What’s impressive is what these two people have created from their personal irritants. One has tremendously grown in their dancing – pursuing private lessons, traveling to workshops, entering many competitions, and constantly pushing themselves. The other took an empty lot and built something amazing; in the end, sparking ingenuity in other Denverites.
I applaud these people for taking an irritant and building a pearl with it.
I had an epiphany recently after asking my chiropractor about my wrists that occasionally pop. He suggested that I give my hands the occasional self-massage and to spread them out like… Jazz Hands!
My wrists used to be much stronger through parkour. After damaging my right wrist from repeated poor technique on a swingout tossout, this was a good change. I had partially attributed this change to all the impact from parkour – vaults, qm, etc. Now, I think I was strengthening my wrists by being on my open palms so much and working those unused muscles – those I use when holding a dance partner’s hand, moving a mouse, or typing on a keyboard.
With some questions being asked about recaps in a Facebook group, I thought I’d share some of our recap values learned from growing our YouTube channel.
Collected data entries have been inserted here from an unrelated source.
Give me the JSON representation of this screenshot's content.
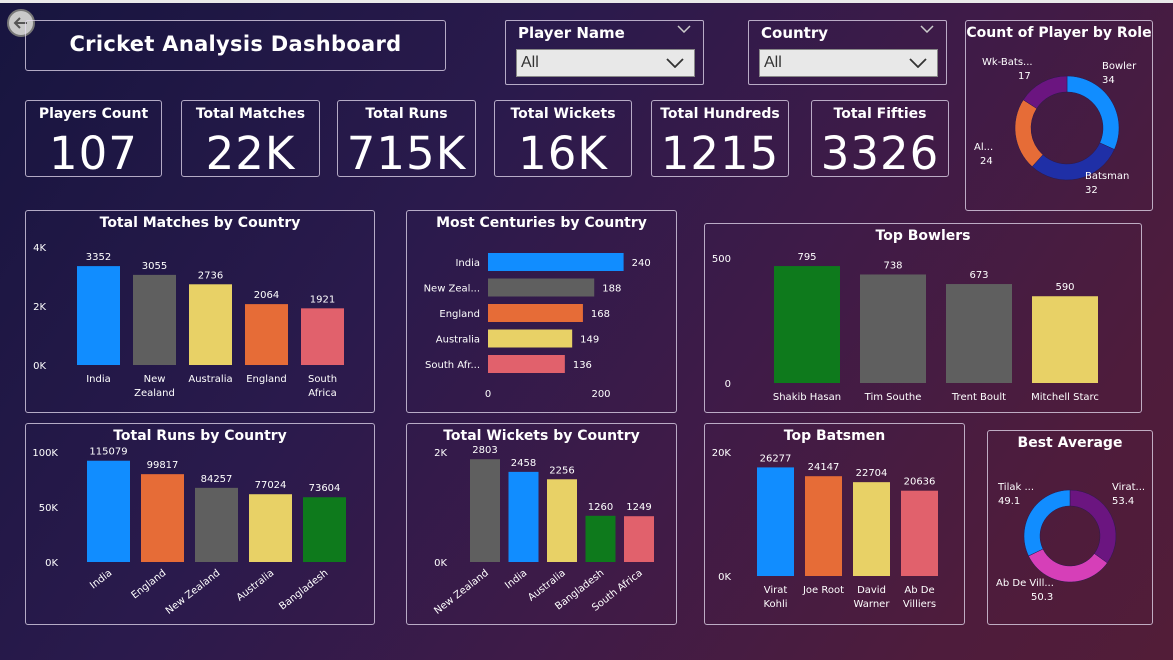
{
  "header": {
    "title": "Cricket  Analysis  Dashboard"
  },
  "filters": {
    "player": {
      "label": "Player Name",
      "value": "All"
    },
    "country": {
      "label": "Country",
      "value": "All"
    }
  },
  "kpis": [
    {
      "label": "Players Count",
      "value": "107"
    },
    {
      "label": "Total Matches",
      "value": "22K"
    },
    {
      "label": "Total Runs",
      "value": "715K"
    },
    {
      "label": "Total Wickets",
      "value": "16K"
    },
    {
      "label": "Total Hundreds",
      "value": "1215"
    },
    {
      "label": "Total Fifties",
      "value": "3326"
    }
  ],
  "colors": {
    "blue": "#118dff",
    "gray": "#5f5f5f",
    "yellow": "#e8d166",
    "orange": "#e66c37",
    "pink": "#e1616c",
    "green": "#0e7a1c",
    "navy": "#1f2fa6",
    "purple": "#6b1580",
    "magenta": "#d63fb8"
  },
  "chart_data": [
    {
      "id": "matches",
      "type": "bar",
      "title": "Total Matches by Country",
      "categories": [
        "India",
        "New\nZealand",
        "Australia",
        "England",
        "South\nAfrica"
      ],
      "values": [
        3352,
        3055,
        2736,
        2064,
        1921
      ],
      "ylim": [
        0,
        4000
      ],
      "yticks": [
        "0K",
        "2K",
        "4K"
      ],
      "colors": [
        "#118dff",
        "#5f5f5f",
        "#e8d166",
        "#e66c37",
        "#e1616c"
      ]
    },
    {
      "id": "centuries",
      "type": "bar",
      "orientation": "horizontal",
      "title": "Most Centuries by Country",
      "categories": [
        "India",
        "New Zeal...",
        "England",
        "Australia",
        "South Afr..."
      ],
      "values": [
        240,
        188,
        168,
        149,
        136
      ],
      "xlim": [
        0,
        260
      ],
      "xticks": [
        "0",
        "200"
      ],
      "colors": [
        "#118dff",
        "#5f5f5f",
        "#e66c37",
        "#e8d166",
        "#e1616c"
      ]
    },
    {
      "id": "bowlers",
      "type": "bar",
      "title": "Top Bowlers",
      "categories": [
        "Shakib Hasan",
        "Tim Southe",
        "Trent Boult",
        "Mitchell Starc"
      ],
      "values": [
        795,
        738,
        673,
        590
      ],
      "ylim": [
        0,
        850
      ],
      "yticks": [
        "0",
        "500"
      ],
      "colors": [
        "#0e7a1c",
        "#5f5f5f",
        "#5f5f5f",
        "#e8d166"
      ]
    },
    {
      "id": "runs",
      "type": "bar",
      "title": "Total Runs by Country",
      "categories": [
        "India",
        "England",
        "New Zealand",
        "Australia",
        "Bangladesh"
      ],
      "values": [
        115079,
        99817,
        84257,
        77024,
        73604
      ],
      "ylim": [
        0,
        125000
      ],
      "yticks": [
        "0K",
        "50K",
        "100K"
      ],
      "colors": [
        "#118dff",
        "#e66c37",
        "#5f5f5f",
        "#e8d166",
        "#0e7a1c"
      ]
    },
    {
      "id": "wickets",
      "type": "bar",
      "title": "Total Wickets by Country",
      "categories": [
        "New Zealand",
        "India",
        "Australia",
        "Bangladesh",
        "South Africa"
      ],
      "values": [
        2803,
        2458,
        2256,
        1260,
        1249
      ],
      "ylim": [
        0,
        3000
      ],
      "yticks": [
        "0K",
        "2K"
      ],
      "colors": [
        "#5f5f5f",
        "#118dff",
        "#e8d166",
        "#0e7a1c",
        "#e1616c"
      ]
    },
    {
      "id": "batsmen",
      "type": "bar",
      "title": "Top Batsmen",
      "categories": [
        "Virat\nKohli",
        "Joe Root",
        "David\nWarner",
        "Ab De\nVilliers"
      ],
      "values": [
        26277,
        24147,
        22704,
        20636
      ],
      "ylim": [
        0,
        30000
      ],
      "yticks": [
        "0K",
        "20K"
      ],
      "colors": [
        "#118dff",
        "#e66c37",
        "#e8d166",
        "#e1616c"
      ]
    },
    {
      "id": "roles",
      "type": "pie",
      "donut": true,
      "title": "Count of Player by Role",
      "labels": [
        "Bowler",
        "Batsman",
        "Al...",
        "Wk-Bats..."
      ],
      "values": [
        34,
        32,
        24,
        17
      ],
      "colors": [
        "#118dff",
        "#1f2fa6",
        "#e66c37",
        "#6b1580"
      ]
    },
    {
      "id": "average",
      "type": "pie",
      "donut": true,
      "title": "Best Average",
      "labels": [
        "Virat...",
        "Ab De Vill...",
        "Tilak ..."
      ],
      "values": [
        53.4,
        50.3,
        49.1
      ],
      "colors": [
        "#6b1580",
        "#d63fb8",
        "#118dff"
      ]
    }
  ]
}
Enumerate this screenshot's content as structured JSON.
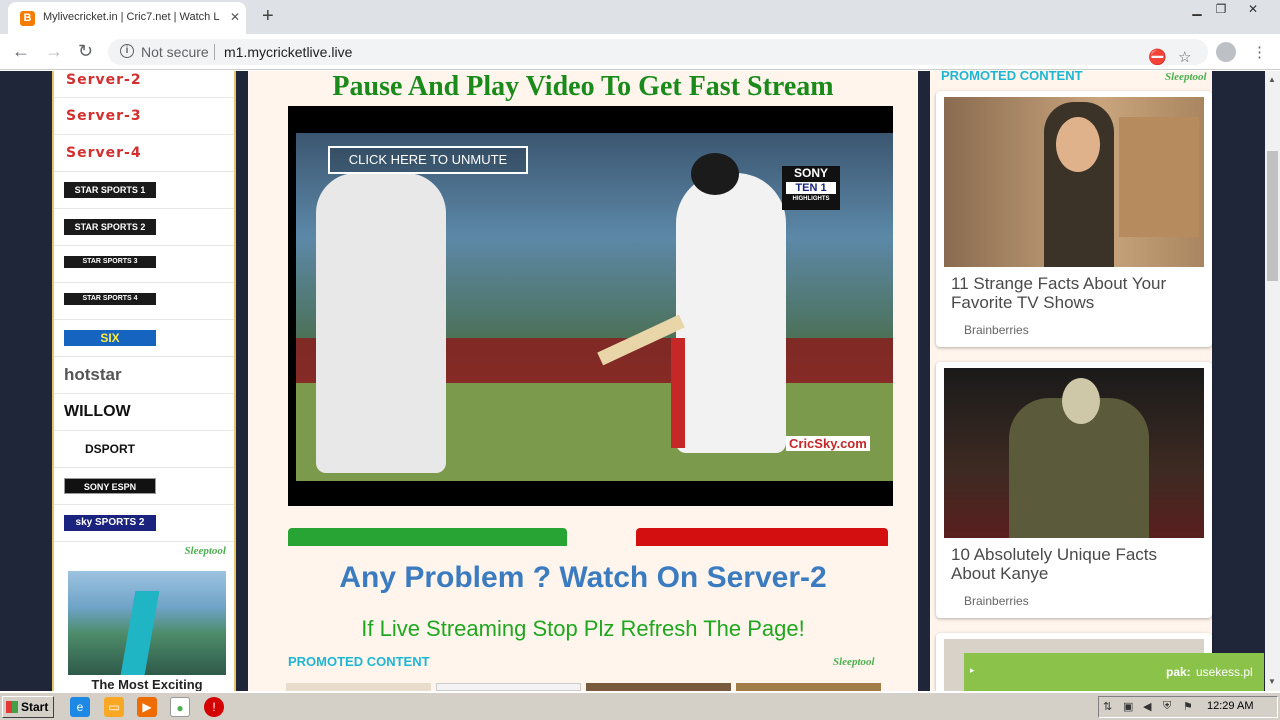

-recaps strive to be under 1:50 due to viewership stats showing average viewer duration is 1:36
-1 person driving the recap with their awesome internal clock, pacing, and
awareness of what was taught and how to synthesize quickly, yet thoroughly
-The driver needs to be clear and enunciate well so the leader/follower knows
what is coming next and the viewer can watch easily
-There should be clear handoff moments so there is minimal bobbling. For example, when you and your partner will demonstrate your particular footwork or need to speak about your specific role
-1 person assigned with making sure multiple angles (at least 2) are provided
-acknowledgement that we have specific skills we’re best and who drives the recap isn’t always the person driving the class.
-fold the recap into the class or quickly after if scheduling allows
-if it’s an aerials recap, be thorough with down preps, up preps, spotting, and overs clearly demonstrated so you’ll have more successful students practicing afterward.
Sometimes we’re sneaky so we don’t interrupt class and can blend our Swing 1
students into the main dance.
Back in the day, the Mercury Cafe was the top spot to DJ swing music. It became one of my goals to be asked by Dan Newsome to DJ there. The main question was – how do you get asked when they’re never going to hear you play?
Well, the opportunity arrived later in 2005, the year I moved to Denver. I was still trying to run the occasional workshop in Kansas City and I asked Dan and Tiffiny to teach there. I was also going to DJ the Saturday dance at someone’s dance studio loft. Plan in motion.
I eventually ran into a problem; there were break-dancers attending the dance. How in the world was I supposed to get them onto the dance floor and still cater to the swing dancers? Also, I knew what the Merc’s DJ program was all about – solid swing music, very minimal novelty songs, strong DJs. I was concerned, but mentally said “screw it” and played “Hey Ya.”
Well, the break-dancers and swing dancers took the floor. If I recall properly, I think a cypher even occurred. It worked and I even got a crack at DJing the Merc a month or two after this. Thanks, Outkast.